Le vinificateur indique avoir trouvé l’inspiration en se posant une question : « si j’avais des vins moelleux que je n’arrivais pas à vendre, qu’est-ce que je ferai ? Je proposerai une nouvelle chose, un nouveau style, pour ouvrir des débouchés. C’est risqué et ça ne plait pas à tout le monde. Pour certains, c’est un sacrilège, mais ça interpelle tout le monde. » En témoigne la rupture de stock de la cuvée, dont les 7 000 cols tirés sont vendus. Se trouvant dans la sélection de la prochaine foire aux vins de Monoprix, la cuvée Piensa Wicked doit être à nouveau produite prochainement. Toujours en vin de France, ce qui n’est pas pour déplaire Alejandro María Lopez. « À chaque fois que l’on sort une bouteille, on est jugé. Et si l’on voit l’appellation Bordeaux, on est préjugé » soupire-t-il.
Cherchant à ce que la bouteille se défende d’elle-même, il a créé lui-même son étiquette, qui indique les particularités de sa cuvée. Mais ne propose pas d’accords mets et vins : « piensa ! C’est à vous de penser. La proposition est inédite, la place est libre pour faire ce que vous voulez avec des moments et situations… » Mais Alejandro María Lopez indique aimer déguster son assemblage iconoclaste avec des pâtes à la bolognaise, des sushis, une pizza… Si d’autres vignerons prennent le risque d’utiliser son idée innovante, Alejandro María Lopez se montre ouvert : « c’est une graine que je sème, elle ne m’appartient plus. Je suis le premier, j’apporte une nouvelle valeur dans le monde du vin. »

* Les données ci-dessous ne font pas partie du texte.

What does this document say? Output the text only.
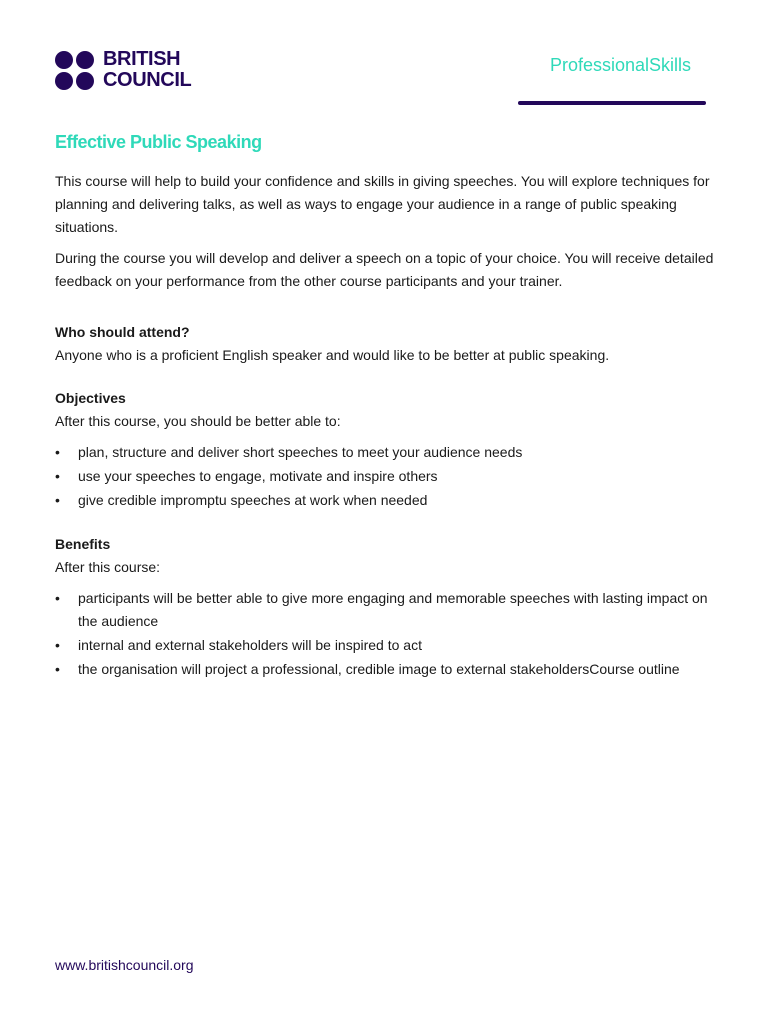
BRITISH
COUNCIL
ProfessionalSkills
Effective Public Speaking

This course will help to build your confidence and skills in giving speeches. You will explore techniques for planning and delivering talks, as well as ways to engage your audience in a range of public speaking situations.

During the course you will develop and deliver a speech on a topic of your choice. You will receive detailed feedback on your performance from the other course participants and your trainer.

Who should attend?

Anyone who is a proficient English speaker and would like to be better at public speaking.

Objectives

After this course, you should be better able to:

• plan, structure and deliver short speeches to meet your audience needs
• use your speeches to engage, motivate and inspire others
• give credible impromptu speeches at work when needed

Benefits

After this course:

• participants will be better able to give more engaging and memorable speeches with lasting impact on the audience
• internal and external stakeholders will be inspired to act
• the organisation will project a professional, credible image to external stakeholdersCourse outline
www.britishcouncil.org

Le créateur de Piensa Wines n’en est pas à sa première innovation, comme en témoigne sa gamme de vins. Ayant commencé par un Bordeaux supérieur 2015, son offre va d’étiquettes bordelaises classiques à des essais plus personnels. Comme le psychédélique Winestellation, avec ses assemblages de plusieurs millésimes pour allier jeunesse et évolutions, et l’épuré Réminiscence, des microcuvées et essais atypiques (comme du sémillon ayant réalisé sa fermentation malolactique en barrique…). Inspiré par les figures fractales (qui ont la même structure à toutes les échelles de grossissement), l’innovateur cherche de nouveaux schémas et explore avec le même état d’esprit les possibilités du vignoble d’Argentine. Comme avec un assemblage de vins traditionnels et d’un cépage interdit, l’Isabelle (croisement de Vitis vinifera et de Vitis lambrusca).
Rêvant de fonder sa bodega, Alejandro María Lopez commence par créer sa marque et tracer son sillon. D’autres OVNI en découleront sans nul doute.